Within the process of consulting strategic foresight, there will always be a dilemma when it comes to presenting courses of action to a client. This dilemma is in regards to the moral quality of given action plan and whether or not it should be presented as a viable option.
Strategic foresight is focused on having the ability to make wise decisions with regards to the future reality (Cornish, 2005), which is becoming increasingly difficult when globalization is melding so many different moral perspectives together (Lundby & Caligiuri, 2013). Going through the process of scanning, forecasting, visioning, and planning should help consultants lead their clients toward sharpening their abilities to choose wise courses of action that will lead to the best possible future (Cornish, 2005). The process should reveal to clients what courses of action are morally acceptable since the goal of futuring is focused on seeking out how to make the future better for the world as well as the organization (Cornish, 2005).
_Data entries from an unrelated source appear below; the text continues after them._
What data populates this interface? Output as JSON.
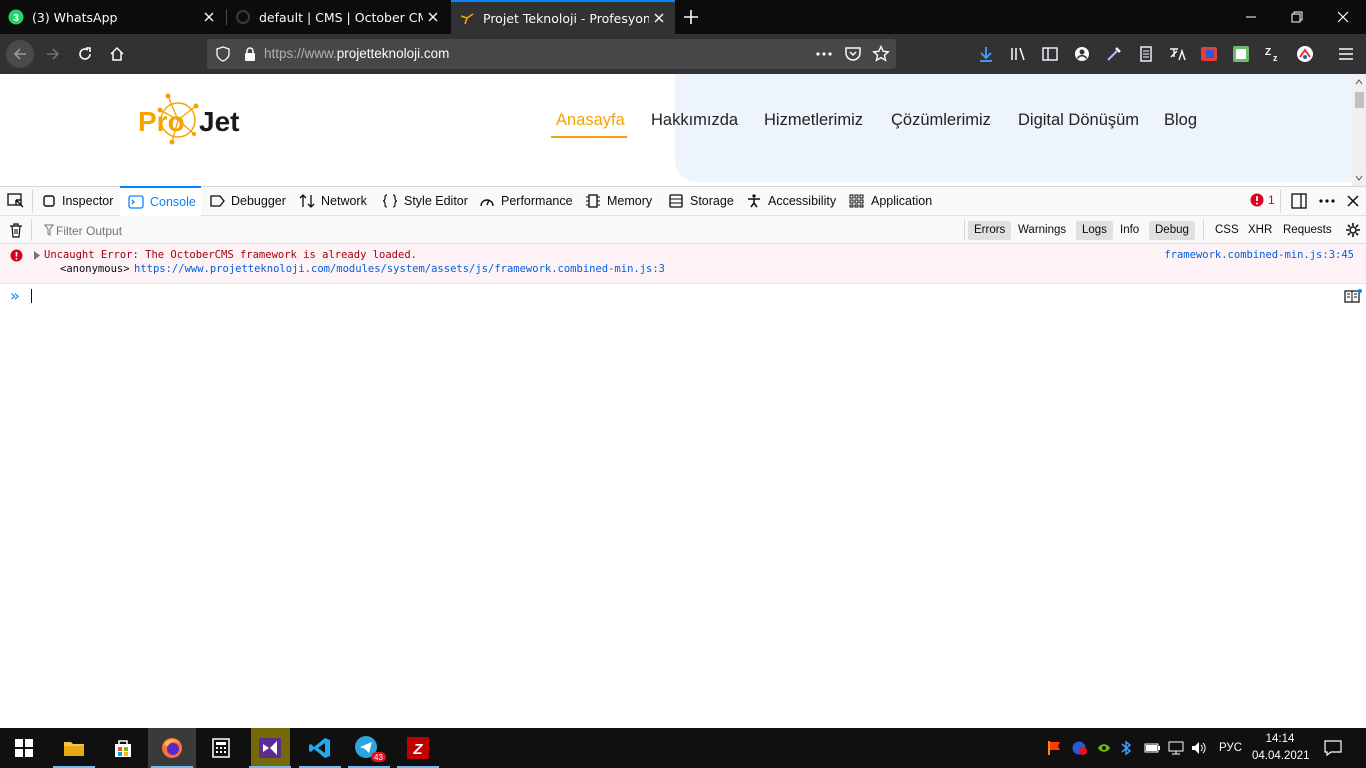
{
  "browser": {
    "tabs": [
      {
        "title": "(3) WhatsApp",
        "badge": "3",
        "icon": "whatsapp-icon"
      },
      {
        "title": "default | CMS | October CMS",
        "icon": "octobercms-icon"
      },
      {
        "title": "Projet Teknoloji - Profesyonel, I",
        "icon": "projet-favicon",
        "selected": true
      }
    ],
    "url_prefix": "https://www.",
    "url_domain": "projetteknoloji.com"
  },
  "site": {
    "logo_text_left": "Pro",
    "logo_text_right": "Jet",
    "nav": [
      "Anasayfa",
      "Hakkımızda",
      "Hizmetlerimiz",
      "Çözümlerimiz",
      "Digital Dönüşüm",
      "Blog"
    ],
    "active_nav": "Anasayfa",
    "accent": "#f5a300"
  },
  "devtools": {
    "tabs": [
      "Inspector",
      "Console",
      "Debugger",
      "Network",
      "Style Editor",
      "Performance",
      "Memory",
      "Storage",
      "Accessibility",
      "Application"
    ],
    "selected_tab": "Console",
    "error_count": "1",
    "filter_placeholder": "Filter Output",
    "filters": [
      "Errors",
      "Warnings",
      "Logs",
      "Info",
      "Debug"
    ],
    "filters_on": [
      "Errors",
      "Logs",
      "Debug"
    ],
    "net_filters": [
      "CSS",
      "XHR",
      "Requests"
    ],
    "error": {
      "message": "Uncaught Error: The OctoberCMS framework is already loaded.",
      "frame": "<anonymous>",
      "url": "https://www.projetteknoloji.com/modules/system/assets/js/framework.combined-min.js:3",
      "source": "framework.combined-min.js:3:45"
    },
    "prompt": "»"
  },
  "taskbar": {
    "telegram_badge": "43",
    "lang": "РУС",
    "time": "14:14",
    "date": "04.04.2021"
  }
}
As a consultant, it is important to present all viable options to the client without allowing personal moral bias make decisions for the client. Instead, consultants can present the information in an objective manner, and reveal the morally questionable landmines that may exist. This will allow the client to be aware of the danger, while also clearing the consultant’s conscience. This will place the client in a position where they will have to knowingly make an unethical decision, because they will have been made aware of the compromising moral position the course of action presents (Rossy, 2011). As a consultant, presenting the bright line between right and wrong (Jennings, 2006) will safeguard the client from moral collapses and approaching the future in a compromised fashion.
Cornish, E. (2005). Futuring: the exploration of the future (1. paperback printing). Bethesda, Md: World Future Society.
Jennings, M. M. (2006). The Seven Signs of Ethical Collapse: How to Spot Moral Meltdowns in Companies… Before It’s Too Late (First Edition edition). St. Martin’s Griffin.
Lundby, K., & Caligiuri, P. (2013). Leveraging Organizational Climate to Understand Cultural Agility and Foster Effective Global Leadership. People and Strategy, 36(3), 26–30.